Can you please help me to understand the difference between Spark SQl and Hive?
1 Answer
The Apache Hive data warehouse software facilitates reading, writing, and managing large datasets residing in distributed storage and queried using SQL syntax.
Built on top of Apache Hadoop, Hive provides the following features:
- Tools to enable easy access to data via SQL, thus enabling data warehousing tasks such as extract/transform/load (ETL), reporting, and data analysis.
- Access to files stored either directly in Apache HDFS or in other data storage systems such as Apache HBase
- Sub-second query retrieval via Hive LLAP, Apache YARN and Apache Slider.

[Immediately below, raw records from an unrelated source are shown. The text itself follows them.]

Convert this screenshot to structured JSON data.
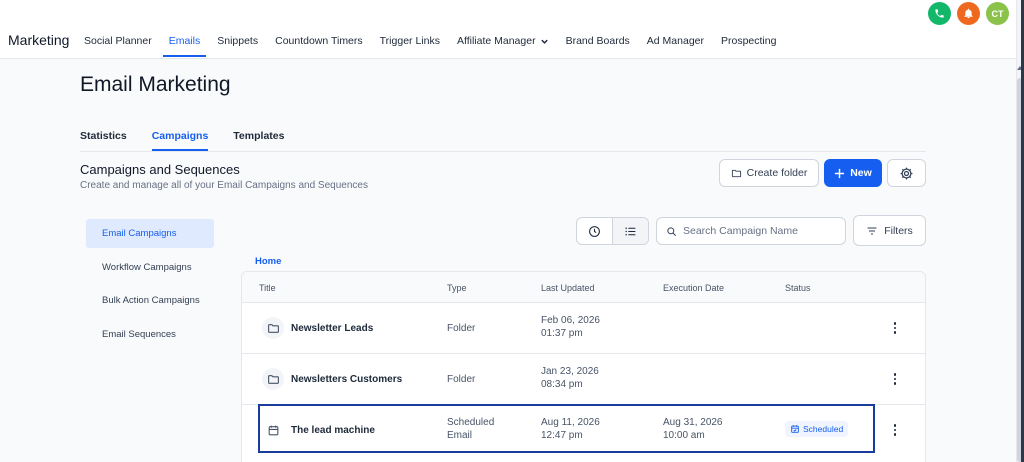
{
  "app": {
    "name": "Marketing"
  },
  "topnav": {
    "items": [
      {
        "label": "Social Planner"
      },
      {
        "label": "Emails",
        "active": true
      },
      {
        "label": "Snippets"
      },
      {
        "label": "Countdown Timers"
      },
      {
        "label": "Trigger Links"
      },
      {
        "label": "Affiliate Manager"
      },
      {
        "label": "Brand Boards"
      },
      {
        "label": "Ad Manager"
      },
      {
        "label": "Prospecting"
      }
    ]
  },
  "header_icons": {
    "phone": "phone-icon",
    "notifications": "bell-icon",
    "avatar_initials": "CT"
  },
  "page": {
    "title": "Email Marketing"
  },
  "subtabs": [
    {
      "label": "Statistics"
    },
    {
      "label": "Campaigns",
      "active": true
    },
    {
      "label": "Templates"
    }
  ],
  "section": {
    "title": "Campaigns and Sequences",
    "subtitle": "Create and manage all of your Email Campaigns and Sequences"
  },
  "actions": {
    "create_folder": "Create folder",
    "new": "New"
  },
  "sidenav": [
    {
      "label": "Email Campaigns",
      "active": true
    },
    {
      "label": "Workflow Campaigns"
    },
    {
      "label": "Bulk Action Campaigns"
    },
    {
      "label": "Email Sequences"
    }
  ],
  "search": {
    "placeholder": "Search Campaign Name"
  },
  "filters": {
    "label": "Filters"
  },
  "breadcrumb": {
    "home": "Home"
  },
  "table": {
    "columns": [
      "Title",
      "Type",
      "Last Updated",
      "Execution Date",
      "Status"
    ],
    "rows": [
      {
        "title": "Newsletter Leads",
        "icon": "folder-icon",
        "type": "Folder",
        "updated_date": "Feb 06, 2026",
        "updated_time": "01:37 pm",
        "exec_date": "",
        "exec_time": "",
        "status": ""
      },
      {
        "title": "Newsletters Customers",
        "icon": "folder-icon",
        "type": "Folder",
        "updated_date": "Jan 23, 2026",
        "updated_time": "08:34 pm",
        "exec_date": "",
        "exec_time": "",
        "status": ""
      },
      {
        "title": "The lead machine",
        "icon": "calendar-icon",
        "type": "Scheduled Email",
        "type_line1": "Scheduled",
        "type_line2": "Email",
        "updated_date": "Aug 11, 2026",
        "updated_time": "12:47 pm",
        "exec_date": "Aug 31, 2026",
        "exec_time": "10:00 am",
        "status": "Scheduled"
      }
    ]
  },
  "colors": {
    "accent": "#155eef",
    "highlight": "#1a3d9b",
    "phone": "#12b76a",
    "bell": "#ef6820",
    "avatar": "#8bc34a"
  }
}
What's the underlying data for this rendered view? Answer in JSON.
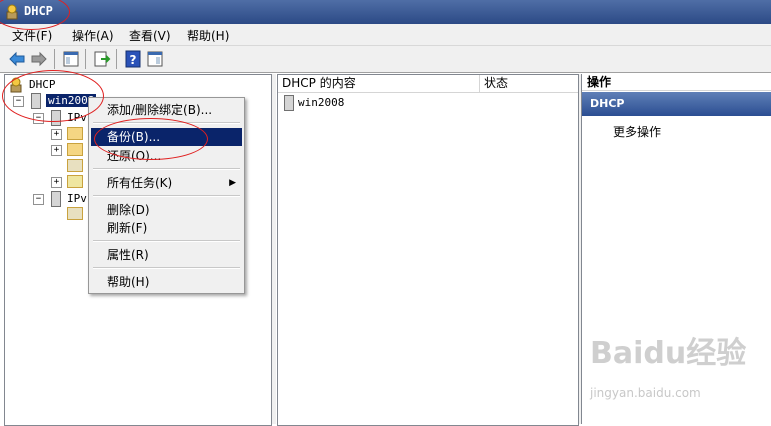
{
  "window": {
    "title": "DHCP"
  },
  "menubar": [
    {
      "label": "文件(F)"
    },
    {
      "label": "操作(A)"
    },
    {
      "label": "查看(V)"
    },
    {
      "label": "帮助(H)"
    }
  ],
  "toolbar": {
    "buttons": [
      "back-arrow-icon",
      "forward-arrow-icon",
      "show-hide-tree-icon",
      "export-list-icon",
      "help-icon",
      "properties-icon"
    ]
  },
  "tree": {
    "root": "DHCP",
    "server": "win2008",
    "ipv4_partial": "IPv",
    "ipv6_partial": "IPv"
  },
  "content": {
    "headers": [
      "DHCP 的内容",
      "状态"
    ],
    "rows": [
      {
        "name": "win2008",
        "status": ""
      }
    ]
  },
  "context_menu": {
    "items": [
      {
        "label": "添加/删除绑定(B)..."
      },
      {
        "label": "备份(B)..."
      },
      {
        "label": "还原(O)..."
      },
      {
        "label": "所有任务(K)"
      },
      {
        "label": "删除(D)"
      },
      {
        "label": "刷新(F)"
      },
      {
        "label": "属性(R)"
      },
      {
        "label": "帮助(H)"
      }
    ],
    "highlighted": "备份(B)..."
  },
  "actions": {
    "header": "操作",
    "group": "DHCP",
    "items": [
      "更多操作"
    ]
  },
  "watermark": {
    "brand": "Baidu经验",
    "url": "jingyan.baidu.com"
  },
  "colors": {
    "title_bar": "#2c4a86",
    "highlight": "#0a246a",
    "annotation": "#e02020"
  }
}
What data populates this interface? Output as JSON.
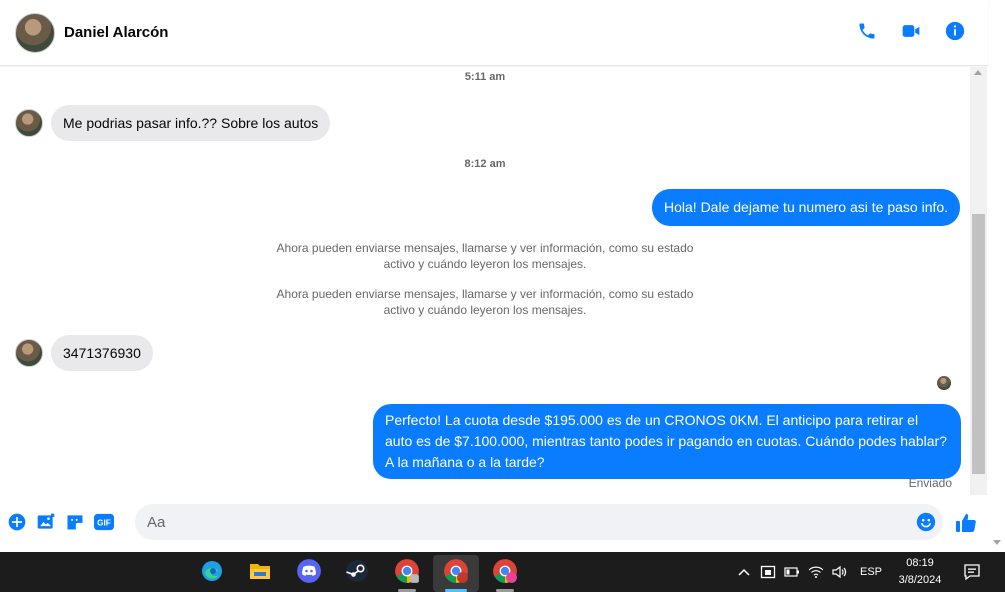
{
  "header": {
    "contact_name": "Daniel Alarcón",
    "icons": [
      "phone-icon",
      "video-camera-icon",
      "info-icon"
    ]
  },
  "messages": {
    "timestamp_1": "5:11 am",
    "incoming_1": "Me podrias pasar info.?? Sobre los autos",
    "timestamp_2": "8:12 am",
    "outgoing_1": "Hola! Dale dejame tu numero  asi te paso info.",
    "system_1": "Ahora pueden enviarse mensajes, llamarse y ver información, como su estado activo y cuándo leyeron los mensajes.",
    "system_2": "Ahora pueden enviarse mensajes, llamarse y ver información, como su estado activo y cuándo leyeron los mensajes.",
    "incoming_2": "3471376930",
    "outgoing_2": "Perfecto! La cuota desde $195.000 es de un CRONOS 0KM. El anticipo para retirar el auto es de $7.100.000, mientras tanto podes ir pagando en cuotas. Cuándo podes hablar? A la mañana o a la tarde?",
    "status": "Enviado"
  },
  "composer": {
    "placeholder": "Aa",
    "icons": [
      "plus-circle-icon",
      "image-icon",
      "sticker-icon",
      "gif-icon",
      "emoji-icon",
      "thumbs-up-icon"
    ],
    "gif_label": "GIF"
  },
  "taskbar": {
    "apps": [
      "edge-icon",
      "file-explorer-icon",
      "discord-icon",
      "steam-icon",
      "chrome-icon",
      "chrome-icon",
      "chrome-icon"
    ],
    "language": "ESP",
    "time": "08:19",
    "date": "3/8/2024"
  },
  "colors": {
    "accent": "#0a7cff",
    "incoming_bubble": "#e9e9eb",
    "taskbar": "#1c1c1c"
  }
}
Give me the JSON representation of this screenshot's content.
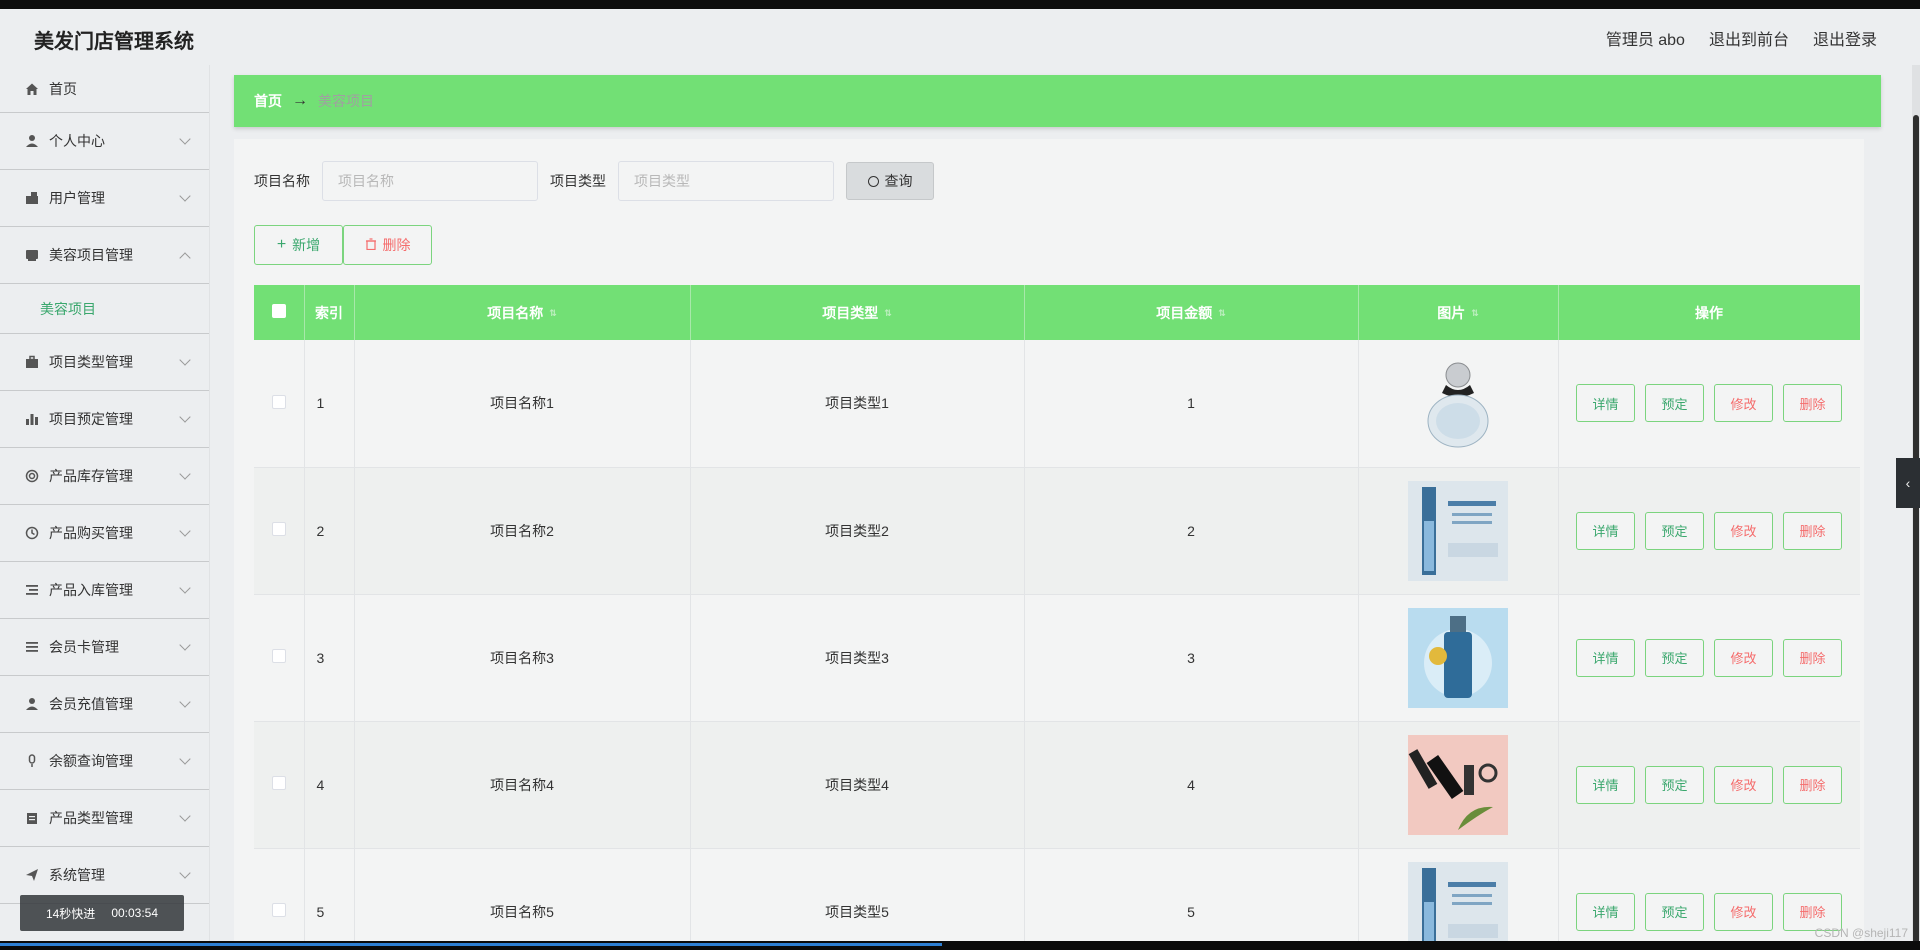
{
  "app": {
    "title": "美发门店管理系统"
  },
  "header": {
    "admin": "管理员 abo",
    "front": "退出到前台",
    "logout": "退出登录"
  },
  "sidebar": {
    "items": [
      {
        "label": "首页",
        "icon": "home-icon"
      },
      {
        "label": "个人中心",
        "icon": "user-icon"
      },
      {
        "label": "用户管理",
        "icon": "users-icon"
      },
      {
        "label": "美容项目管理",
        "icon": "folder-icon",
        "expanded": true
      },
      {
        "label": "项目类型管理",
        "icon": "briefcase-icon"
      },
      {
        "label": "项目预定管理",
        "icon": "bar-chart-icon"
      },
      {
        "label": "产品库存管理",
        "icon": "lifebuoy-icon"
      },
      {
        "label": "产品购买管理",
        "icon": "clock-icon"
      },
      {
        "label": "产品入库管理",
        "icon": "list-icon"
      },
      {
        "label": "会员卡管理",
        "icon": "menu-icon"
      },
      {
        "label": "会员充值管理",
        "icon": "user-icon"
      },
      {
        "label": "余额查询管理",
        "icon": "mic-icon"
      },
      {
        "label": "产品类型管理",
        "icon": "clipboard-icon"
      },
      {
        "label": "系统管理",
        "icon": "send-icon"
      }
    ],
    "subitem": "美容项目"
  },
  "breadcrumb": {
    "home": "首页",
    "sep": "→",
    "current": "美容项目"
  },
  "search": {
    "name_label": "项目名称",
    "name_placeholder": "项目名称",
    "type_label": "项目类型",
    "type_placeholder": "项目类型",
    "query": "查询"
  },
  "actions": {
    "add": "新增",
    "delete": "删除"
  },
  "table": {
    "headers": [
      "索引",
      "项目名称",
      "项目类型",
      "项目金额",
      "图片",
      "操作"
    ],
    "rows": [
      {
        "idx": "1",
        "name": "项目名称1",
        "type": "项目类型1",
        "amount": "1",
        "image": "perfume-bottle-image"
      },
      {
        "idx": "2",
        "name": "项目名称2",
        "type": "项目类型2",
        "amount": "2",
        "image": "serum-ad-image"
      },
      {
        "idx": "3",
        "name": "项目名称3",
        "type": "项目类型3",
        "amount": "3",
        "image": "splash-bottle-image"
      },
      {
        "idx": "4",
        "name": "项目名称4",
        "type": "项目类型4",
        "amount": "4",
        "image": "makeup-tools-image"
      },
      {
        "idx": "5",
        "name": "项目名称5",
        "type": "项目类型5",
        "amount": "5",
        "image": "serum-ad-image"
      }
    ],
    "ops": {
      "detail": "详情",
      "book": "预定",
      "edit": "修改",
      "delete": "删除"
    }
  },
  "overlay": {
    "speed": "14秒快进",
    "time": "00:03:54"
  },
  "watermark": "CSDN @sheji117",
  "colors": {
    "accent": "#72e075",
    "green_text": "#3aa76d",
    "red_text": "#f56c6c"
  }
}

- A mechanism to impose structure on a variety of data formats
Where as, Apache Spark is a fast and general-purpose cluster computing system. It provides high-level APIs in Java, Scala, Python and R, and an optimized engine that supports general execution graphs. It also supports a rich set of higher-level tools including Spark SQL for SQL and structured data processing.
Spark SQL is a Spark module for structured data processing, in which in-memory processing is its core. Using Spark SQL, can read the data from any structured sources, like JSON, CSV, parquet, avro, sequencefiles, jdbc , hive etc.
Spark SQL can also be used to read data from an existing Hive installation. Thus, Spark SQL is the generalized module which can be used to process any structured data-source.